Les petits agriculteurs déplorent  cette évolution de la "Politique Agricole Commune- PAC" qui:

  • crée le déclin de la production alimentaire de qualité qu'ils pratiquent ce qui détériore  leur qualité de vie;

  • favorise les grandes entreprises agricoles pratiquant une agriculture intensive.

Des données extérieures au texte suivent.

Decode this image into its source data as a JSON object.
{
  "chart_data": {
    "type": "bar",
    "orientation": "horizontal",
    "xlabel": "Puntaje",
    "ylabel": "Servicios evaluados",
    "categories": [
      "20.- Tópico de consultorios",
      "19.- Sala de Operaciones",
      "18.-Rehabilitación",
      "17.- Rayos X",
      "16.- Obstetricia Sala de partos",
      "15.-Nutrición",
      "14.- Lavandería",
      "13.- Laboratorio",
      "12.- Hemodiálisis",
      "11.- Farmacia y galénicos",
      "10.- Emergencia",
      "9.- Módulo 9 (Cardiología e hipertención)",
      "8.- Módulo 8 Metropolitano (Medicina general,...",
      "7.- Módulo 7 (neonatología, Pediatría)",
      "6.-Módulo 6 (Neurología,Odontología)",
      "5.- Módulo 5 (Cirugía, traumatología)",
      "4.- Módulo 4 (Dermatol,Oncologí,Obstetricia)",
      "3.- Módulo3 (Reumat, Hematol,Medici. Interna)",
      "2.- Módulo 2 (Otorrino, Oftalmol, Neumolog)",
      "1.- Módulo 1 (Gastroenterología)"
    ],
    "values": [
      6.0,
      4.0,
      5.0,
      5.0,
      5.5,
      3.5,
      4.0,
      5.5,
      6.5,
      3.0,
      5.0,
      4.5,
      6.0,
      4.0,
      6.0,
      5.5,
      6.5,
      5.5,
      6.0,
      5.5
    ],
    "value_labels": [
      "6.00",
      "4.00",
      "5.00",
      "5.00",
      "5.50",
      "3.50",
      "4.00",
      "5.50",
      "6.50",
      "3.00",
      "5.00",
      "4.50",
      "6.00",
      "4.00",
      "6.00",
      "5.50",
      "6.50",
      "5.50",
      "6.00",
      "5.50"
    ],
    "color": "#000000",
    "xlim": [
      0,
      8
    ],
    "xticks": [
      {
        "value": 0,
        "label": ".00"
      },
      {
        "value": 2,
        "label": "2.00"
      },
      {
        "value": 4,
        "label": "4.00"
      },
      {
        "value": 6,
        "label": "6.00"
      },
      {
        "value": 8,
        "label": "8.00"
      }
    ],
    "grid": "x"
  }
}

Pratique agricole qui n’est malheureusement pas encore spécifiquement reprise dans l’organigramme des filières de « l’Agence wallonne  pour la promotion d’une agriculture de qualité » crée par la Gouvernement wallon en 2003.
 
 
 

Les petits agriculteurs souhaitent poursuivre une production alimentaire de qualité obtenue par la pratique ;

  • d'une agriculture paysanne ou biologique locale et durable non inféodée à l'industrie agro-alimentaire;
  • d'une agriculture  respectant la salubrité alimentaire;
  • d'une agriculture respectant  la durabilité écologique et agronomique;
  • d'une agriculture  respectant le tissu social des communautés rurales;
  • d'une agriculture  respectant  la pérennité d’une certaine agriculture paysanne globale et liée  étroitement au sol, où la culture et l’élevage sont étroitement complémentaires.
 

Les petits agriculteurs revendiquent la souveraineté alimentaire en tant que droit citoyen fondamental de pratiquer une agriculture paysanne durable ou biologique locale durable  non inféodée à l'industrie agroalimentaire sur base d’une politique agricole considérée, par eux, comme  la mieux adaptée à l’Ecorégion.

 

La souveraineté alimentaire est basée sur l’adéquation de la production agricole et agroalimentaire de la région aux besoins réels de sa population, tout en privilégiant une logique de relocalisation et de soutenabilité environnementale.

 

La souveraineté alimentaire permettrait ainsi de réduire la pollution  des terres arables et d’assurer la durabilité de l’agriculture, de s’orienter, dans les écorégions, vers plus de diversification, tant en ce qui concerne les espèces végétales qu’animales, actuellement en danger de disparition suite à l’hyper développement des espèces les plus rentables dans l’optique d’une production industrielle visant uniquement un maximum de rentabilité financière.

 

Chaque écorégion, ainsi créée, peut se développer sur base de stratégies locales différenciées et adaptées  aux singularités de sa morphologie géographique, de sa géologie, de la nature de ses sols, de ses ressources en eau, tout en maintenant des liens privilégiés avec les autres écorégions proches dans le cadre de la fourniture éventuelle de ses surplus de production.